Christmas toys for crossdressers

toys for crossdressers

Toys toys toys, every little kid wants toys for Christmas. But what about the big kids, or more to the point, the big crossdresser kids? It would be so nice for us sissyboys to be able to tell the family what we REALLY want for Christmas.

“Well, I had my eye on these BEAUTIFUL 4 inch heels with an open toe, with maybe a black leather top to match. Of course it also would be nice to get a pair of those new silicone boobs that they say is more life-like than ever! Then for a stocking stuffer (no jokes there girls) maybe some MAC cosmetics cream foundation and wet look lipstick, MMmmm!!

Of course what your really going to get is some black socks, ties with lines on them and maybe a tool-belt. “OH, just what I wanted”. Yeah right, and I got offered that job to play Cinderella at Disney, not! No, not many of us crossdressers can tell anyone what we really want for toys. Betty however can.

Well, maybe not to a lot of people, but my two lesbian friends know just what I would want for Christmas. I’ve had my pretty eyes on a set of silicone boobs for a while now. Not just any pair, but a set that I just KNOW would make me look fabulous! Plus a set of glue on nipples, the ones on the boobs are never big enough.

Then this crossdresser would love some more sexy costumes, I love costumes. Maybe a “farmers daughter” outfit, or a Indian maiden outfit. Then of course we girls can never have too many stockings. Fishnets, bodywear, thigh highs in black, red, pink and white, ohh yes!
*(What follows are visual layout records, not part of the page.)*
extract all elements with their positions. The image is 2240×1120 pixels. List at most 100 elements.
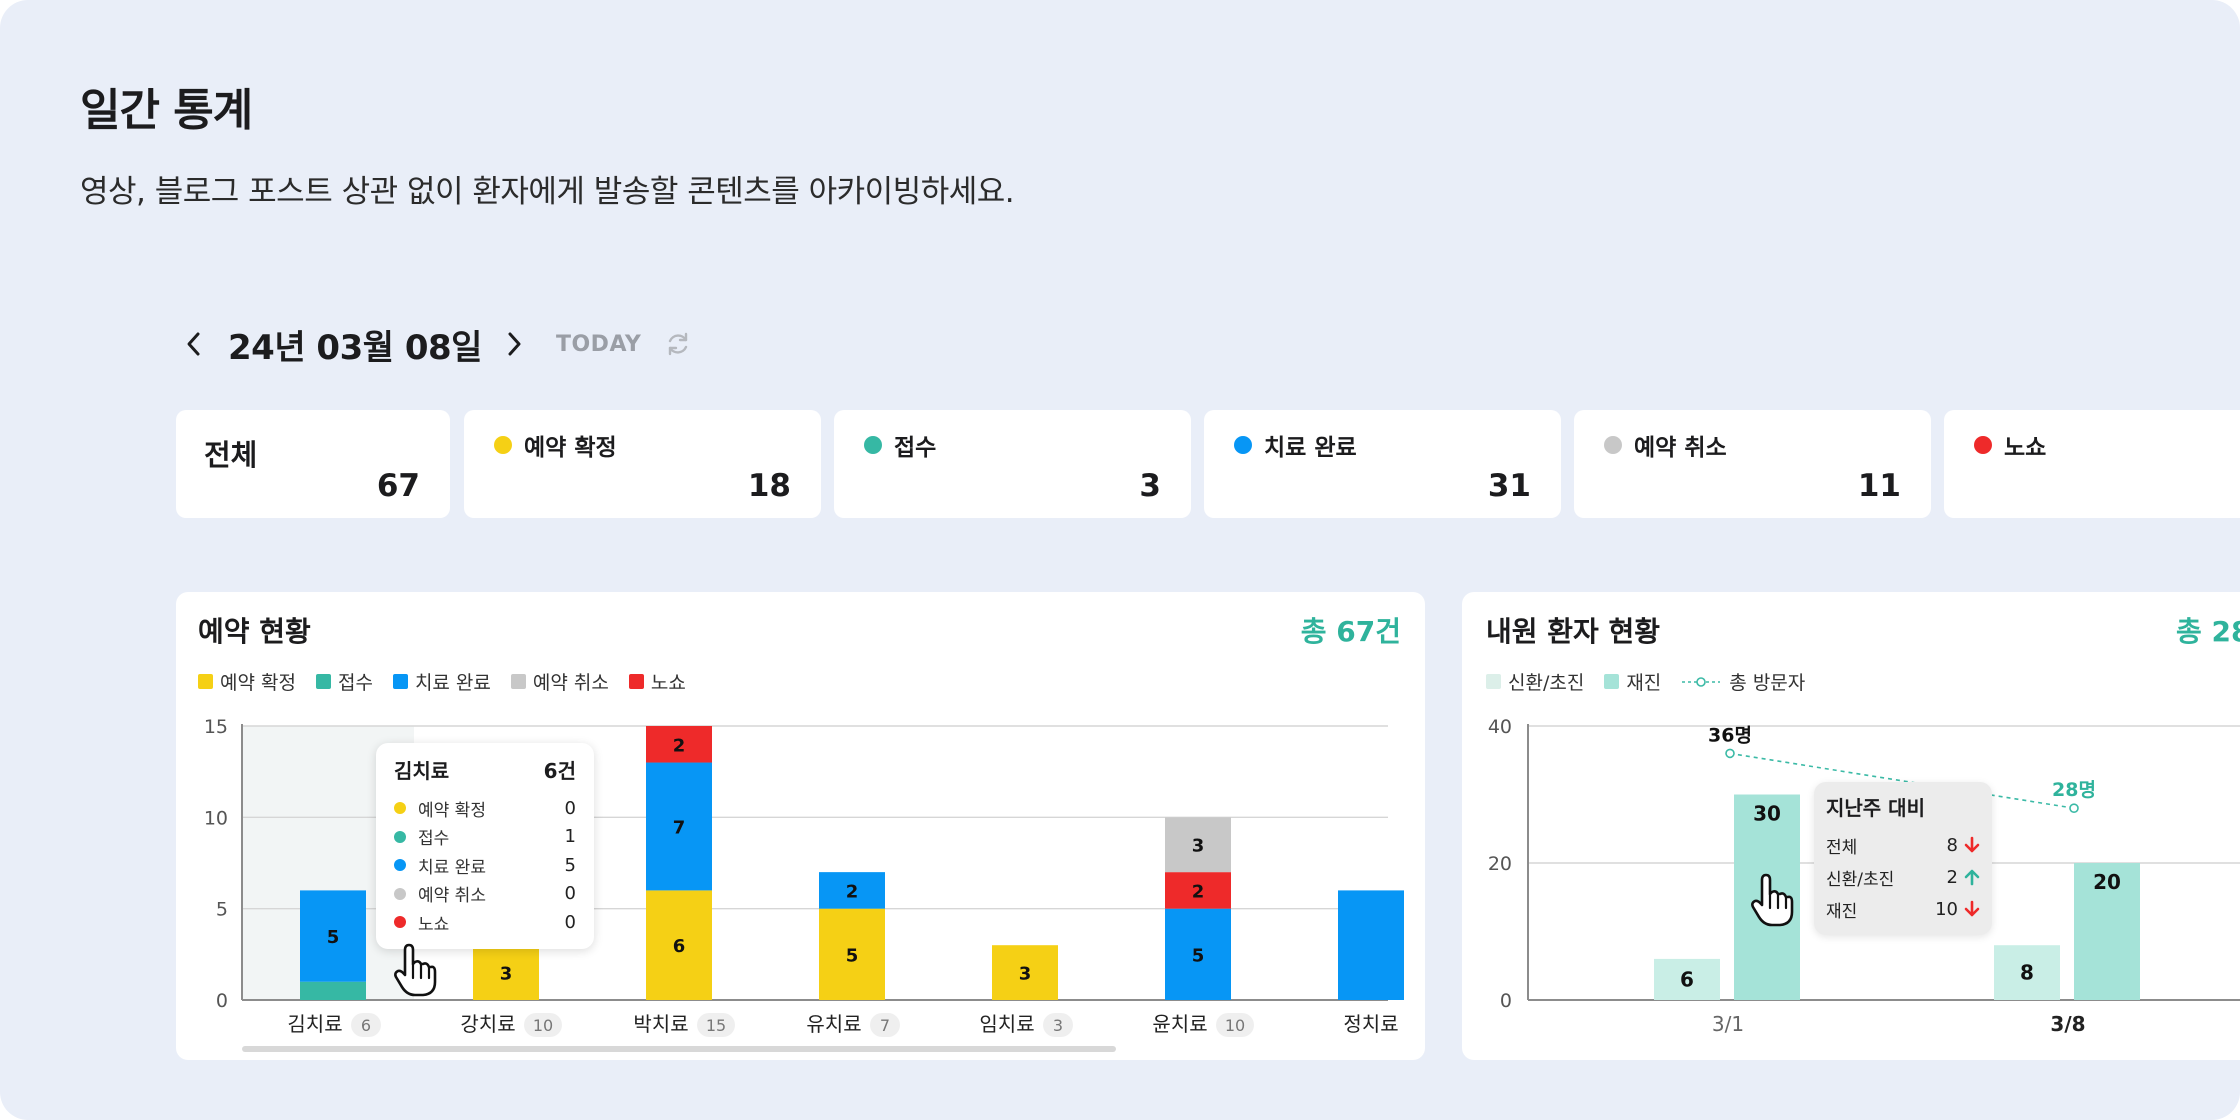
svg-text:윤치료: 윤치료 [1152, 1012, 1207, 1036]
y-tick-label: 0 [216, 990, 228, 1012]
x-tick-label: 김치료 6 [287, 1012, 381, 1037]
stat-label: 예약 취소 [1634, 435, 1727, 461]
line-total-visitors [1729, 752, 2075, 809]
bar-value-label: 5 [846, 945, 859, 966]
bar-segment [473, 945, 539, 1000]
x-tick-label: 3/8 [2050, 1012, 2085, 1036]
count-pill [870, 1013, 900, 1037]
stat-card-received[interactable]: 접수 3 [834, 410, 1191, 518]
status-dot [1604, 436, 1622, 454]
stat-card-cancelled[interactable]: 예약 취소 11 [1574, 410, 1931, 518]
bar-value-label: 5 [1192, 945, 1205, 966]
refresh-icon[interactable] [663, 329, 693, 359]
legend-item[interactable]: 치료 완료 [392, 668, 491, 695]
y-tick-label: 10 [204, 807, 228, 829]
bar-segment [1165, 908, 1231, 1000]
svg-text:김치료: 김치료 [287, 1012, 342, 1036]
bar-segment [819, 908, 885, 1000]
bar-segment [646, 890, 712, 1000]
tooltip-row: 노쇼 0 [394, 908, 576, 937]
tooltip-row: 접수 1 [394, 823, 576, 852]
count-pill [697, 1013, 735, 1037]
arrow-down-icon [1964, 836, 1980, 853]
bar-new-patient [1994, 945, 2060, 1000]
visit-panel: 0 20 40 6 30 3/1 8 20 3/8 36명 28명 내원 환자 현황 총 28 신환… [1462, 592, 2240, 1060]
bar-segment [819, 872, 885, 909]
status-dot [1234, 436, 1252, 454]
stat-value: 3 [1139, 468, 1161, 504]
x-tick-label: 정치료 [1343, 1012, 1398, 1036]
x-tick-label: 유치료 7 [806, 1012, 900, 1037]
count-pill-text: 10 [533, 1016, 553, 1035]
legend-item[interactable]: 노쇼 [628, 668, 686, 695]
stat-card-completed[interactable]: 치료 완료 31 [1204, 410, 1561, 518]
legend-item[interactable]: 신환/초진 [1486, 668, 1584, 695]
bar-segment [646, 726, 712, 763]
x-tick-label: 3/1 [1712, 1012, 1744, 1036]
compare-row: 재진 10 [1826, 893, 1980, 925]
stat-value: 31 [1487, 468, 1531, 504]
bar-value-label: 7 [673, 817, 686, 838]
page-title: 일간 통계 [80, 85, 253, 136]
x-tick-label: 박치료 15 [633, 1012, 735, 1037]
bar-new-patient [1654, 958, 1720, 1000]
chevron-left-icon[interactable] [176, 318, 212, 370]
compare-row: 신환/초진 2 [1826, 861, 1980, 893]
chart-scrollbar [242, 1046, 1116, 1052]
hand-pointer-icon [1751, 873, 1794, 927]
bar-value-label: 2 [1192, 881, 1205, 902]
bar-value-label: 3 [500, 964, 513, 985]
chevron-right-icon[interactable] [496, 318, 532, 370]
line-value-label: 36명 [1708, 724, 1752, 746]
count-pill-text: 3 [1053, 1016, 1063, 1035]
count-pill [1043, 1013, 1073, 1037]
stat-value: 11 [1857, 468, 1901, 504]
stat-label: 전체 [204, 438, 258, 472]
bar-value-label: 20 [2093, 870, 2121, 894]
compare-row: 전체 8 [1826, 829, 1980, 861]
compare-title: 지난주 대비 [1826, 796, 1925, 820]
legend-item[interactable]: 재진 [1604, 668, 1661, 695]
reservation-panel: 0 5 10 15 5 김치료 6 3 강치료 10 6 7 2 박치료 15 5 2 유치료 7 3 임치료 3 5 2 3 윤… [176, 592, 1425, 1060]
chart-legend: 신환/초진 재진 총 방문자 [1486, 668, 1825, 695]
svg-text:유치료: 유치료 [806, 1012, 861, 1036]
tooltip-row: 예약 확정 0 [394, 794, 576, 823]
stat-card-confirmed[interactable]: 예약 확정 18 [464, 410, 821, 518]
x-tick-label: 임치료 3 [979, 1012, 1073, 1037]
bar-value-label: 30 [1753, 802, 1781, 826]
count-pill-text: 7 [880, 1016, 890, 1035]
status-dot [494, 436, 512, 454]
today-button[interactable]: TODAY [555, 331, 642, 357]
stat-card-total[interactable]: 전체 67 [176, 410, 450, 518]
legend-item[interactable]: 예약 확정 [198, 668, 296, 695]
stat-card-noshow[interactable]: 노쇼 [1944, 410, 2240, 518]
y-tick-label: 15 [204, 716, 228, 738]
bar-value-label: 2 [846, 881, 859, 902]
bar-value-label: 3 [1019, 964, 1032, 985]
legend-item[interactable]: 예약 취소 [510, 668, 609, 695]
stat-label: 노쇼 [2004, 435, 2047, 461]
bar-value-label: 8 [2020, 961, 2034, 985]
panel-total: 총 67건 [1300, 615, 1401, 648]
legend-item[interactable]: 접수 [315, 668, 373, 695]
line-value-label: 28명 [2052, 779, 2096, 801]
count-pill [1216, 1013, 1254, 1037]
svg-text:박치료: 박치료 [633, 1012, 688, 1036]
week-compare-tooltip: 지난주 대비 전체 8 신환/초진 2 재진 10 [1814, 782, 1992, 935]
tooltip-count: 6건 [543, 759, 576, 783]
chart-legend: 예약 확정 접수 치료 완료 예약 취소 노쇼 [198, 668, 706, 695]
stat-value: 67 [376, 468, 420, 504]
y-tick-label: 0 [1500, 990, 1512, 1012]
bar-value-label: 2 [673, 735, 686, 756]
chart-tooltip: 김치료 6건 예약 확정 0 접수 1 치료 완료 5 예약 취소 0 노쇼 0 [376, 743, 594, 949]
legend-item[interactable]: 총 방문자 [1681, 668, 1805, 695]
status-dot [864, 436, 882, 454]
line-point [2069, 803, 2079, 813]
arrow-up-icon [1964, 869, 1980, 886]
x-tick-label: 윤치료 10 [1152, 1012, 1254, 1037]
tooltip-row: 치료 완료 5 [394, 851, 576, 880]
count-pill [351, 1013, 381, 1037]
y-tick-label: 5 [216, 899, 228, 921]
count-pill-text: 10 [1225, 1016, 1245, 1035]
stat-label: 예약 확정 [524, 435, 617, 461]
But, my friends, like everyone else I know this year, including me, are a bit strapped for cash. So I know we are all going to just get cards and some cookies. Maybe your one of the lucky ones who has understanding family, or some close friends, or maybe even an open minded wife who will surprise you this year with some sexy crossdresser things.

Whatever you get I hope you have a wonderful Christmas. Don’t drink too much, nothing spoils the fun like falling into the Christmas tree and having it land on Grandma Wilma. Don’t pick a fight with your brother-in-law, yes I know he’s a good for nothing bum, let it go. And whatever you do, don’t get your wife a slinky teddy two sizes too big because you plan on wearing it. Happy Holidays!